Permian cyclic rocks of Wolfcampian-Guadalupian age in the northern Permian Basin, West Texas and southeast New Mexico, are grouped into five regionally extensive lithofacies: (1) shelf evaporite-carbonate, (2) shelf detritus, (3) shelf-margin carbonate, (4) basin carbonate, and (5) basin detritus. Recognition of these lithofacies within an unconformity-bounded sequence suggests the following sedimentary model. During normal sea-level conditions, Wolfcampian-Guadalupian shelf-margin reefs and banks formed near sea level. The resultant backreef lagoon was shallow but very broad; therefore little terrigenous sand reached the distant basin. Deposition of shelf-margin carbonate was at a maximum and the sediments accumulating in the basin were chiefly pelagic mud and micrite.
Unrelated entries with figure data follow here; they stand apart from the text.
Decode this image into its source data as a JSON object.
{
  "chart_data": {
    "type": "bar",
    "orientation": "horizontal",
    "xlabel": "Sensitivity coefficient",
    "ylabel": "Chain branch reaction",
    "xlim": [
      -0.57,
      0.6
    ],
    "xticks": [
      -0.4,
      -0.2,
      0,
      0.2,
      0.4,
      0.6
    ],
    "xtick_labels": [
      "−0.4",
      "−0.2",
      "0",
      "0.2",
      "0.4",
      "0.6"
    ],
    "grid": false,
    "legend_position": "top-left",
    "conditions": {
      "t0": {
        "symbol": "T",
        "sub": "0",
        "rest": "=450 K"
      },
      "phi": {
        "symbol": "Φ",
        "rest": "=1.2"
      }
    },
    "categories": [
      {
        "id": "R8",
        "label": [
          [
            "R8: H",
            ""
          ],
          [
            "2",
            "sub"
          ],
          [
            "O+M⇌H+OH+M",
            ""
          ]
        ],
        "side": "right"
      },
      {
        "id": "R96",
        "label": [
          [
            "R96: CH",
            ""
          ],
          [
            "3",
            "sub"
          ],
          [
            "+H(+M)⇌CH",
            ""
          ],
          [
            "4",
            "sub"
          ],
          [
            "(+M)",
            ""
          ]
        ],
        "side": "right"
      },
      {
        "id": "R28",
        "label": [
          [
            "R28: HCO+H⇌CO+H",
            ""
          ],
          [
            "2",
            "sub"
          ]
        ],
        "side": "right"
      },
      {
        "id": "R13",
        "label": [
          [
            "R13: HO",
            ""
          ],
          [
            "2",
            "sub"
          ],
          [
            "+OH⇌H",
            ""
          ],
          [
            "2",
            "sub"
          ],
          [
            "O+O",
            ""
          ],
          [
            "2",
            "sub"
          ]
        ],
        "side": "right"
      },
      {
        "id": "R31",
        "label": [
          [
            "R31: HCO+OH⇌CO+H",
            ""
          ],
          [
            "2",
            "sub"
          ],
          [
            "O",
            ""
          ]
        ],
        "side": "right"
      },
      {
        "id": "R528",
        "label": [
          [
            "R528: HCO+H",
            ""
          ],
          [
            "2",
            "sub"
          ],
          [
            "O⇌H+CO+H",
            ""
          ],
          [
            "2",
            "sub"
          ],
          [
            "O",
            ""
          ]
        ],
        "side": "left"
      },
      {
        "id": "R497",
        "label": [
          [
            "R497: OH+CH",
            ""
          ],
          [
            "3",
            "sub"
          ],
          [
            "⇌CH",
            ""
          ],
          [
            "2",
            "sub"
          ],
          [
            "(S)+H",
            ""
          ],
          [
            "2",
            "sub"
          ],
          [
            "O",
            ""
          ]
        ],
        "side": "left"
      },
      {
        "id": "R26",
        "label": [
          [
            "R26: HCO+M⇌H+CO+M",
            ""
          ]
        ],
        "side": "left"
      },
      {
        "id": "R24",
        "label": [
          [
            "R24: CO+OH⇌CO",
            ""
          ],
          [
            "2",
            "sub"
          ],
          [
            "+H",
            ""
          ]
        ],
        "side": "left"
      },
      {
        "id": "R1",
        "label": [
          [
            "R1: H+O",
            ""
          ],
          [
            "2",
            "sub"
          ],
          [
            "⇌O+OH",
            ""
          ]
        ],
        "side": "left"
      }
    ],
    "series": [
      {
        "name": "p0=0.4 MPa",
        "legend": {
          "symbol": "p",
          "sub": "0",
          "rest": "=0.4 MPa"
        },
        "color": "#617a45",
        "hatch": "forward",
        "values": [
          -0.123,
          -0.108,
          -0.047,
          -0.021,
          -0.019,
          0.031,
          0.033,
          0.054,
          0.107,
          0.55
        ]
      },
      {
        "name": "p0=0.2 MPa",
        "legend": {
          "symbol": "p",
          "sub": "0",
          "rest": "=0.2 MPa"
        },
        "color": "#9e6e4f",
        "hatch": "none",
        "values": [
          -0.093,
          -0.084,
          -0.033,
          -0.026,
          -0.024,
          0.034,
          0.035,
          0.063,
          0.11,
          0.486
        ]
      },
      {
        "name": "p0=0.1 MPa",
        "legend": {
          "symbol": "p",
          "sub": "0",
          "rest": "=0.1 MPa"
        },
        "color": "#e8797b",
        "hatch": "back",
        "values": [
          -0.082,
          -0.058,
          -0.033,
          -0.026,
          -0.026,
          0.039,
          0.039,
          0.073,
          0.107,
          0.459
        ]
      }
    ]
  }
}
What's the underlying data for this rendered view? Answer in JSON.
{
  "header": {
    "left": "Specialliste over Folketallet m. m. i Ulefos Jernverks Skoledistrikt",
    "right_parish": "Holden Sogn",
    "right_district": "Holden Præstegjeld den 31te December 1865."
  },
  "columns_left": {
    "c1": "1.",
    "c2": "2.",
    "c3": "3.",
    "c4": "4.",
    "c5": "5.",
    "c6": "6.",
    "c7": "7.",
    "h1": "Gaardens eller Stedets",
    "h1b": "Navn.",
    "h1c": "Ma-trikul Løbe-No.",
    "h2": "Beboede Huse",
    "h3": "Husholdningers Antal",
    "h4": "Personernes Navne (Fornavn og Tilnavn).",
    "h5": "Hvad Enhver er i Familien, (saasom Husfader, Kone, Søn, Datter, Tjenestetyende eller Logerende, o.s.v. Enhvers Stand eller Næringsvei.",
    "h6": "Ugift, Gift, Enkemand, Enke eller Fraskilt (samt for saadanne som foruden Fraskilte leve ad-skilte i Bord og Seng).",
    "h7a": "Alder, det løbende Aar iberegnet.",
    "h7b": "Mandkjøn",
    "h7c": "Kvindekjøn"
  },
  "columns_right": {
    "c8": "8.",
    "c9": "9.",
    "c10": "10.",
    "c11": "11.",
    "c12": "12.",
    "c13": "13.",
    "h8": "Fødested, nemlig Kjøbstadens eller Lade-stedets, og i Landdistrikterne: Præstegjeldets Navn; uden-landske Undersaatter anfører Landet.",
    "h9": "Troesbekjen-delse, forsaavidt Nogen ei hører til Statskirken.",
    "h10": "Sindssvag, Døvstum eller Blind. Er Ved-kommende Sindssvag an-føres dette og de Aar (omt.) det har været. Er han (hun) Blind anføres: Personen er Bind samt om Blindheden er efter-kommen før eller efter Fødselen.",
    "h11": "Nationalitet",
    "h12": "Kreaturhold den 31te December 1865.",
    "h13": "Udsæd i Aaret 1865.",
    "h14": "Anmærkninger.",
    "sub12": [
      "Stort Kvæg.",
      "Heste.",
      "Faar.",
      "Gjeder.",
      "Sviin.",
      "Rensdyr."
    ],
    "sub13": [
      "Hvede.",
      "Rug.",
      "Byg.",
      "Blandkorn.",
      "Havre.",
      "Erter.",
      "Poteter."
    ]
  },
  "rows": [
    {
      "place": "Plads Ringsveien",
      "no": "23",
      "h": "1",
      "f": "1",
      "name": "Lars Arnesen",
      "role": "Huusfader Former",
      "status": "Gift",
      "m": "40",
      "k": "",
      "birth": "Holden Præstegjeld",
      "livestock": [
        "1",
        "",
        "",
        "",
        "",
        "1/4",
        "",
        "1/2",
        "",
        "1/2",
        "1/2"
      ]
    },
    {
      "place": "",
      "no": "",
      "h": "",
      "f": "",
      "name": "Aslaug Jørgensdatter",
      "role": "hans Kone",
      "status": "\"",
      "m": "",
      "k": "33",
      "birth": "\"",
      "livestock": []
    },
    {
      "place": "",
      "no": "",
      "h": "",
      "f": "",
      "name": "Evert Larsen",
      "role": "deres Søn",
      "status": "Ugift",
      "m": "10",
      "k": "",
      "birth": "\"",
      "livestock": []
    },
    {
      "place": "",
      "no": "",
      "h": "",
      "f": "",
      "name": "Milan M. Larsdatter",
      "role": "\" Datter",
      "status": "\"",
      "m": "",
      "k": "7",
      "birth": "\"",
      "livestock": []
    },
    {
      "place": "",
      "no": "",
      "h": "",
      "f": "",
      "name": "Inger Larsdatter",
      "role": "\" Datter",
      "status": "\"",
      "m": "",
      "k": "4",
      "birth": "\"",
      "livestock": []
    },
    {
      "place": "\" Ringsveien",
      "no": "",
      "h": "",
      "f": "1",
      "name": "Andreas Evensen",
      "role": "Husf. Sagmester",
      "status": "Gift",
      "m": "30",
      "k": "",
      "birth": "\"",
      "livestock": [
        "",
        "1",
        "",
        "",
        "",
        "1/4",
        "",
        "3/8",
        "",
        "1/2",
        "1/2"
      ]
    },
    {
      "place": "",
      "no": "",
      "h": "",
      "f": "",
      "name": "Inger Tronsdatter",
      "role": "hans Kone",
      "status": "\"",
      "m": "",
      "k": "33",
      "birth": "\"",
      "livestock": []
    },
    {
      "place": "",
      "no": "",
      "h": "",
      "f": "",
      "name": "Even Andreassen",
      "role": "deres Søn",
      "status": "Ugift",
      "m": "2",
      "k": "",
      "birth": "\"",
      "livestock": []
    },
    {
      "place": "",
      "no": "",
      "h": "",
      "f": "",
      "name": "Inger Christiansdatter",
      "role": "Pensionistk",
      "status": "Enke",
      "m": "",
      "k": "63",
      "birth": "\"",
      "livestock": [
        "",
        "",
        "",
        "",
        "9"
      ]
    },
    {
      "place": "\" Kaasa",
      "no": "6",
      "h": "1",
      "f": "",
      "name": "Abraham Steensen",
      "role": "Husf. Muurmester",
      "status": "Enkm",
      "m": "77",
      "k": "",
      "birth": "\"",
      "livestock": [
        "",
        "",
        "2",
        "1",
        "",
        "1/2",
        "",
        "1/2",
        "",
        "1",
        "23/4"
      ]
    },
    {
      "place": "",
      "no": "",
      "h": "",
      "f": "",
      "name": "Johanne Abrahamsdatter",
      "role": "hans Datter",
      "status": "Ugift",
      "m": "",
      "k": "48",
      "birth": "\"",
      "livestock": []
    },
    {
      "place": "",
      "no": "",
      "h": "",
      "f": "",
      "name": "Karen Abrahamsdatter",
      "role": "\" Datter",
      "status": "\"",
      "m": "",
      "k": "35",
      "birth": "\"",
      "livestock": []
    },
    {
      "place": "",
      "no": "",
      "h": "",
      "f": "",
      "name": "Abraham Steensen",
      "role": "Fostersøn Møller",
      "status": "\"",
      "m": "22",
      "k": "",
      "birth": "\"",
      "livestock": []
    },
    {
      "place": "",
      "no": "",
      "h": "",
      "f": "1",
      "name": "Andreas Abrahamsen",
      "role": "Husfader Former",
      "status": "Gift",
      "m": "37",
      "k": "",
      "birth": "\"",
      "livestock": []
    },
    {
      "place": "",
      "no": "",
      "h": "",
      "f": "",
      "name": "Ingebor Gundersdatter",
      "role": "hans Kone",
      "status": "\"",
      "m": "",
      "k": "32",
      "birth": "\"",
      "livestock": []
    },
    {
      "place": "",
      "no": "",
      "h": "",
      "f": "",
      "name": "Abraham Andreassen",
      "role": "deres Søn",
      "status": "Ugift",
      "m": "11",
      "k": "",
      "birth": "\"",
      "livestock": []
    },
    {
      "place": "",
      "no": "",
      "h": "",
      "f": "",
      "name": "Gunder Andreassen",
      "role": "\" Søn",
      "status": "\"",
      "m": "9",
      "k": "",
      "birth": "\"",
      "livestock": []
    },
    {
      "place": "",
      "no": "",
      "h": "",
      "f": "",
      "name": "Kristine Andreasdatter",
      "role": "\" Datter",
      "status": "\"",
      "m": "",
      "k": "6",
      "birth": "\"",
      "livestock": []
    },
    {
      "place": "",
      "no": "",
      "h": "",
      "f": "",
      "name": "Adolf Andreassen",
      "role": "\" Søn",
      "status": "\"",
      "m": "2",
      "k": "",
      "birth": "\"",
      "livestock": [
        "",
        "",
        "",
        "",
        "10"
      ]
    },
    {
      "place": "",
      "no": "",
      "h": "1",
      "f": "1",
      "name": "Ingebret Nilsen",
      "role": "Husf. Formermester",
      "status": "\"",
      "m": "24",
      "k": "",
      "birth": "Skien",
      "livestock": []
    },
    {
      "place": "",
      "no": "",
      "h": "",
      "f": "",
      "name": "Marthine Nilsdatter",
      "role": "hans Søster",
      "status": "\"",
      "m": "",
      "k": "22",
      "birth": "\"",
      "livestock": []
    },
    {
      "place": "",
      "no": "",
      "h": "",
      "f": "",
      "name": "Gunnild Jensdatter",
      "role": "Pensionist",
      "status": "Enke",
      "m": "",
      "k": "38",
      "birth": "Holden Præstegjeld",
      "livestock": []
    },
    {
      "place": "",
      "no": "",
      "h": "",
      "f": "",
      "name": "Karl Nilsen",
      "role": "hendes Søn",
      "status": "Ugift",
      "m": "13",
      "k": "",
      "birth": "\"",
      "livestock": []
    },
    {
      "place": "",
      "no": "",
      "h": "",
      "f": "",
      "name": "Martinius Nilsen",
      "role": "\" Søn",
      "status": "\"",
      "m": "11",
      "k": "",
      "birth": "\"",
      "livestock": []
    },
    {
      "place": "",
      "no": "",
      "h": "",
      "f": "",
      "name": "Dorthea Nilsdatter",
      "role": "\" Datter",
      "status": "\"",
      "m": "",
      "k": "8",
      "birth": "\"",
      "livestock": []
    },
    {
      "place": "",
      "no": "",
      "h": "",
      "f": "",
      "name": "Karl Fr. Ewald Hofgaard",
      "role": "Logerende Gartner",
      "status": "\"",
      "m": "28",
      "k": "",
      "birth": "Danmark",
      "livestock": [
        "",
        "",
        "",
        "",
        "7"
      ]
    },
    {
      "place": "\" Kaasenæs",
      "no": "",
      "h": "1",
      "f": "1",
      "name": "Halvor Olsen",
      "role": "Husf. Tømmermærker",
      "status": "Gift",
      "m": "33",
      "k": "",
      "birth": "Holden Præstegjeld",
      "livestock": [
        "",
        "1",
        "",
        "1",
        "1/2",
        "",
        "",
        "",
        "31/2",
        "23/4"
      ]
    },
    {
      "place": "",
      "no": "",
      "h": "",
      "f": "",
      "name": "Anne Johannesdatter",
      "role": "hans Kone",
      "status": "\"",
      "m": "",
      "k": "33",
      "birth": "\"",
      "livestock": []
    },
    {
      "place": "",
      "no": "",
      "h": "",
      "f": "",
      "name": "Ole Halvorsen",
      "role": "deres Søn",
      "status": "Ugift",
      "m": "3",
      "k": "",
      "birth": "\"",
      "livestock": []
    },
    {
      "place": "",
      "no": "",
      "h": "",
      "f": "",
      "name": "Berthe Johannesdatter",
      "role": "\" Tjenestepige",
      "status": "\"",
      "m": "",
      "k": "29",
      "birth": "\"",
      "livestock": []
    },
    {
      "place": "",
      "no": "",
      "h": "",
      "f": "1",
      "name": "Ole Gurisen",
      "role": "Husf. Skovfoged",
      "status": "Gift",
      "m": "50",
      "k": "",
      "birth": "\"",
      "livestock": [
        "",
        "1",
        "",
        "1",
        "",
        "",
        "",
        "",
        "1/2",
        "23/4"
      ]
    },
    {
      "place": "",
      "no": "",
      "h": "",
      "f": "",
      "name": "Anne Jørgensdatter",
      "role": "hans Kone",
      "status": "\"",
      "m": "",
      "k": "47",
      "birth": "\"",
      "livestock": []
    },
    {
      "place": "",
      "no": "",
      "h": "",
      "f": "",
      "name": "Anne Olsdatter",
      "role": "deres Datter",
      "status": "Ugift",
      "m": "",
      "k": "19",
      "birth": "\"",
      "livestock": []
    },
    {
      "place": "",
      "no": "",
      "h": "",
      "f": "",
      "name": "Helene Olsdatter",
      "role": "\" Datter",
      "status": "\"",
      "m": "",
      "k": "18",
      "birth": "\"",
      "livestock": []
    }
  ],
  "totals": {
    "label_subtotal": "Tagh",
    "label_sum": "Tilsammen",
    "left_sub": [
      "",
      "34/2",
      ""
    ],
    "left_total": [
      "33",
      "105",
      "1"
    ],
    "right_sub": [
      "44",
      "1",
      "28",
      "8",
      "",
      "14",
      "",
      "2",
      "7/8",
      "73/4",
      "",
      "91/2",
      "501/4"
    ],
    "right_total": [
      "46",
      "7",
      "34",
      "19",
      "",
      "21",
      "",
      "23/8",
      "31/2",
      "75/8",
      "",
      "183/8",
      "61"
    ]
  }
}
Relative lowering of sea level, possibly eustatic-epeirogenic, initiated regression, causing continental and nearshore sand and mud to prograde across the lagoon. Continued progradation enabled shelf detritus to enter the basin through numerous reentrants and submarine canyons dissecting the shelf margin; additi nal regression subaerially exposed the shelf clastic beds, providing an unconformity-delimited datum surface. Flooding of the shelf by transgression restricted the supply of detritus and reactivated normal carbonate deposition. Correlation of a shelf-detritus top with a coeval basin-detritus top provides the framework for Wolfcampian-Guadalupian shelf-to-basin correlations.